Art

Martina Miholic: art that doesn’t preach

Using her own observations, experiences, and behaviors as a point of departure, artist Martina Miholic seeks to establish and cultivate connections through research and collaboration, making work that is both introspective and outward-looking. The London-based artist, who obtained an MA in Fine Art at Central Saint Martin’s College, locates a source of contention or discomfort, often associated with identity construction and perception, and assembles a community around it. For Miholic, it is important not just create work that speaks, but that people want to listen to and participate in.

Can you tell us more about identity as a major concept in your work? 

I use the method of personal bareness and the dismantling of a subject’s position to subject the way stereotypes, prejudices and communication junctions are formed. I am interested in an analytic approach in recreating one’s identity, and its confrontation and reflection in a never static social environment. I create a platform in order to question the system, language, and codes we use to define our own or someone else’s identity.

In Tagbox/Pride and Prejudice, for example, I subjected myself to an experiment by sending an electronic questionnaire to friends and acquaintances with questions like: “quote a dozen characteristics that would describe me.” Driven by a desire to analyze and deconstruct our outer shield, which can simultaneously attract and reject us from others, I was confronting myself in other people’s eyes.

Do you aim to communicate a specific message about such problems or have a particular outcome in mind for each project?

Only people themselves can change their behavior, but art should have and does have an important role, in terms of scanning, articulating and tirelessly promoting detected problems. Art should raise awareness and create a climate in which changes can happen. That should be core utility of the art I’m doing. I am interested in that kind of art that doesn’t preach, but communicates normally with other people. I would like people to get something from it. I wouldn’t like to waste anyone’s time.

What is the significance of collaboration for you?

Most of my works and their processes are interactive. As a method of conducting research, I use interviews, surveys, e-mail correspondence. Once I collect enough information, I think about how to channel, balance, tune, and transform it and find the best way [to make it] resonate together. Communication is a very important part of my art practice, to create a fertile field for the emergence of new ideas, new questions, and conclusions. Ultimately, more brains are always smarter than one.

How has the transition from Zagreb to London affected your work?

Since I moved to London, I have noticed a common thread, link, preoccupation in the last few works, and that is the need to invade or appropriate the new environment with an existing hierarchy and set of rules to which someone needs to adapt and obey. I’m interested in how to be successful in a new situation, culture, and environment. Does it depend on one’s ability to understand, adopt and then possibly subtly change her new environment?

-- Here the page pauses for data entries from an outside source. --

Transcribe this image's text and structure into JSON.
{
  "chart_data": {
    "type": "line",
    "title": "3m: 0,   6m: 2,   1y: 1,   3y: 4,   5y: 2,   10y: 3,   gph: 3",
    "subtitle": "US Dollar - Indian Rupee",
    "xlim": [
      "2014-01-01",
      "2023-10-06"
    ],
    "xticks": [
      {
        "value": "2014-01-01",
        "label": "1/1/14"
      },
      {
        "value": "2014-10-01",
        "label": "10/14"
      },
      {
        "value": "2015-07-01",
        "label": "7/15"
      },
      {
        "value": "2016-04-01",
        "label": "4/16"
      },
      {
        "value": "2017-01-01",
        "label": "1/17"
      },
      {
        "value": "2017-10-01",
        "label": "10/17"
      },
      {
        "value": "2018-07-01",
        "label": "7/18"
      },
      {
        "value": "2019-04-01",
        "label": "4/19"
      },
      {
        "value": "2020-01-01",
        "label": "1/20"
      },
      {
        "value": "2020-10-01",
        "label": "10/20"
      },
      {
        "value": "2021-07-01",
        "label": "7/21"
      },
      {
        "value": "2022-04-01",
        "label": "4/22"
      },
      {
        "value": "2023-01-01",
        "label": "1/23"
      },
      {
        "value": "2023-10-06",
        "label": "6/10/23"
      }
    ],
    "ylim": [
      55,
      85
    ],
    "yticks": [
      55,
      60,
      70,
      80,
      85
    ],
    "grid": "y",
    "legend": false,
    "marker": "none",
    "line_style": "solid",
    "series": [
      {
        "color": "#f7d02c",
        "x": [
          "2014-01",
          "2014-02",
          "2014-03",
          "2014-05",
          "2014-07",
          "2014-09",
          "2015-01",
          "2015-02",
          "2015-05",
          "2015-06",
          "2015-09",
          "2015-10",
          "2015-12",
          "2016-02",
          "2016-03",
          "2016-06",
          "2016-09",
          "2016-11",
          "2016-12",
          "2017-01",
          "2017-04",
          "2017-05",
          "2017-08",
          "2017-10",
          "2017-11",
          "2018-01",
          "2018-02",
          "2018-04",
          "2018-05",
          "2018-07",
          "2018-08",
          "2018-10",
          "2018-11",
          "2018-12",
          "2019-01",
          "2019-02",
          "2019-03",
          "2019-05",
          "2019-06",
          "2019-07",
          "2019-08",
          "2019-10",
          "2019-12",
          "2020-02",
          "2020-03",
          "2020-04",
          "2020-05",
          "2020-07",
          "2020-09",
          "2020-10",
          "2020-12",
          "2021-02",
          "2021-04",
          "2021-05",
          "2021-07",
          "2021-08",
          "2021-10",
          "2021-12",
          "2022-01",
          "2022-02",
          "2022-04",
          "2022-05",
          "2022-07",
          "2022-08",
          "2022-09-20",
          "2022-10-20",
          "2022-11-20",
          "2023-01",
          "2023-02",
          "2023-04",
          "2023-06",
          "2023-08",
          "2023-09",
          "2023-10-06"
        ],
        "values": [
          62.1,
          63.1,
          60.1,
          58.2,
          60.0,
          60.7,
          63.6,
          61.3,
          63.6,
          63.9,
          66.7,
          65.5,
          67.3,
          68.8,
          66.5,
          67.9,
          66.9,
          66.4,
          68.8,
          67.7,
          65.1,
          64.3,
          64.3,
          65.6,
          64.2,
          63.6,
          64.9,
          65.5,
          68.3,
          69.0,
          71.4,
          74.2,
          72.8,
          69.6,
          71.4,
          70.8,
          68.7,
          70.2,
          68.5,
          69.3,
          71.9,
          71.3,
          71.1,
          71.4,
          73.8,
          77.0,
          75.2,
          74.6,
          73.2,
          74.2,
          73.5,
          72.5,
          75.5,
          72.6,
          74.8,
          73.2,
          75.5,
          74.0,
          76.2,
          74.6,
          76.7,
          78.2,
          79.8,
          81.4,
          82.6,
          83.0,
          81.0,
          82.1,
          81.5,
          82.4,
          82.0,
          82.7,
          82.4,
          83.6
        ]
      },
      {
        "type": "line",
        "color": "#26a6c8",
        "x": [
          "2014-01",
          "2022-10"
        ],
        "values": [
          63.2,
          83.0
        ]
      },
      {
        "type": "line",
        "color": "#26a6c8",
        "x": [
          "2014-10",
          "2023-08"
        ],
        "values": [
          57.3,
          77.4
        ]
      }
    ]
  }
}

For example, in The Balkan Bride’s Project, which took a part in Hoxton Gallery in collaboration with two other Croatian artists, Petra Mrša and OKO, I was subjecting the correlation between a traditional wedding, where the bride moves to her husband’s house, and the position of the artist as an emigrant.

The Balkan Brides Wedding

The Balkan Brides Wedding, 2014. Hoxton Gallery, London.

What projects are you working on now? 

My recent show at Gallery Karas in Zagreb, Ambitious Toys, included visually and sensually saturated work, with an overabundance of visual and not-just-visual stimulants. The show was based on the notion of “toys” as objects for discovering identity, relating to the world, learning cause and effect, exploring relationships, practicing skills, and forming and strengthening social bonds.

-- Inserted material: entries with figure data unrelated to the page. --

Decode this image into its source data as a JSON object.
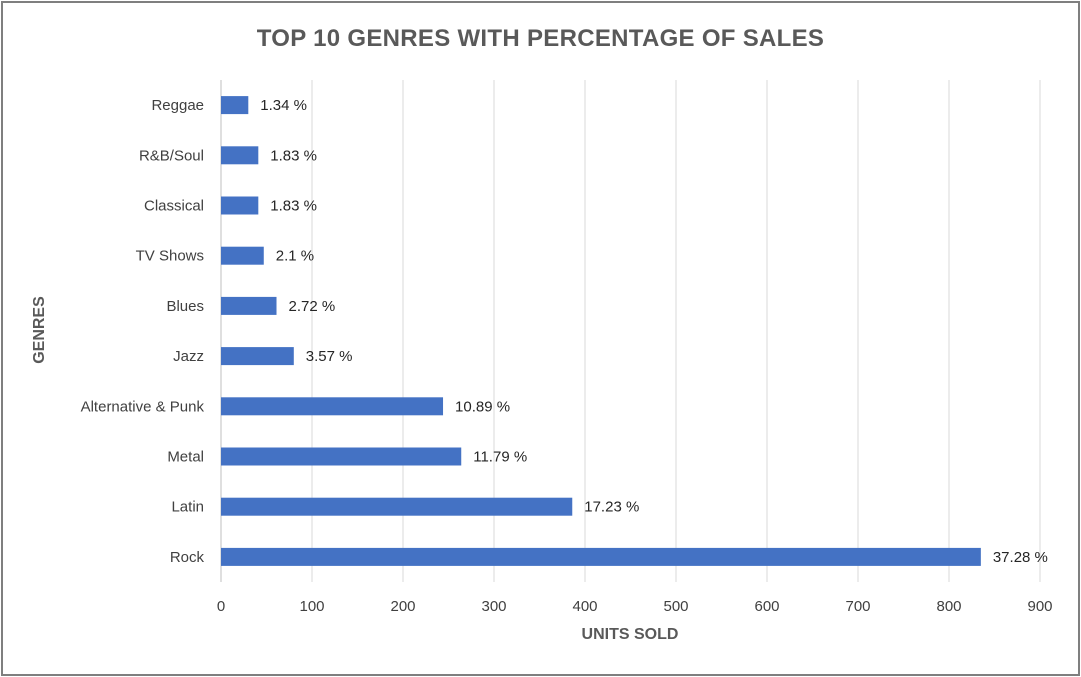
{
  "chart_data": {
    "type": "bar",
    "orientation": "horizontal",
    "title": "TOP 10 GENRES WITH PERCENTAGE OF SALES",
    "xlabel": "UNITS SOLD",
    "ylabel": "GENRES",
    "categories": [
      "Reggae",
      "R&B/Soul",
      "Classical",
      "TV Shows",
      "Blues",
      "Jazz",
      "Alternative & Punk",
      "Metal",
      "Latin",
      "Rock"
    ],
    "values": [
      30,
      41,
      41,
      47,
      61,
      80,
      244,
      264,
      386,
      835
    ],
    "data_labels": [
      "1.34 %",
      "1.83 %",
      "1.83 %",
      "2.1 %",
      "2.72 %",
      "3.57 %",
      "10.89 %",
      "11.79 %",
      "17.23 %",
      "37.28 %"
    ],
    "xlim": [
      0,
      900
    ],
    "x_ticks": [
      0,
      100,
      200,
      300,
      400,
      500,
      600,
      700,
      800,
      900
    ],
    "grid": true,
    "legend": "none",
    "bar_color": "#4472c4"
  }
}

Additionally, I will continue with Artist Speed Dating (feature image), an ongoing interactive project that brings together local artists, curators, community members and visitors in the popular dating form. The aim is to familiarize people with cultural and political ideas coming from their local community, through direct contact. The next destination is a suburban area of Zagreb, and it will touch on the problem of urban planning policies and the content of the new built environment, as well as the notion of public good and new models of living in completely designed and constructed residential areas.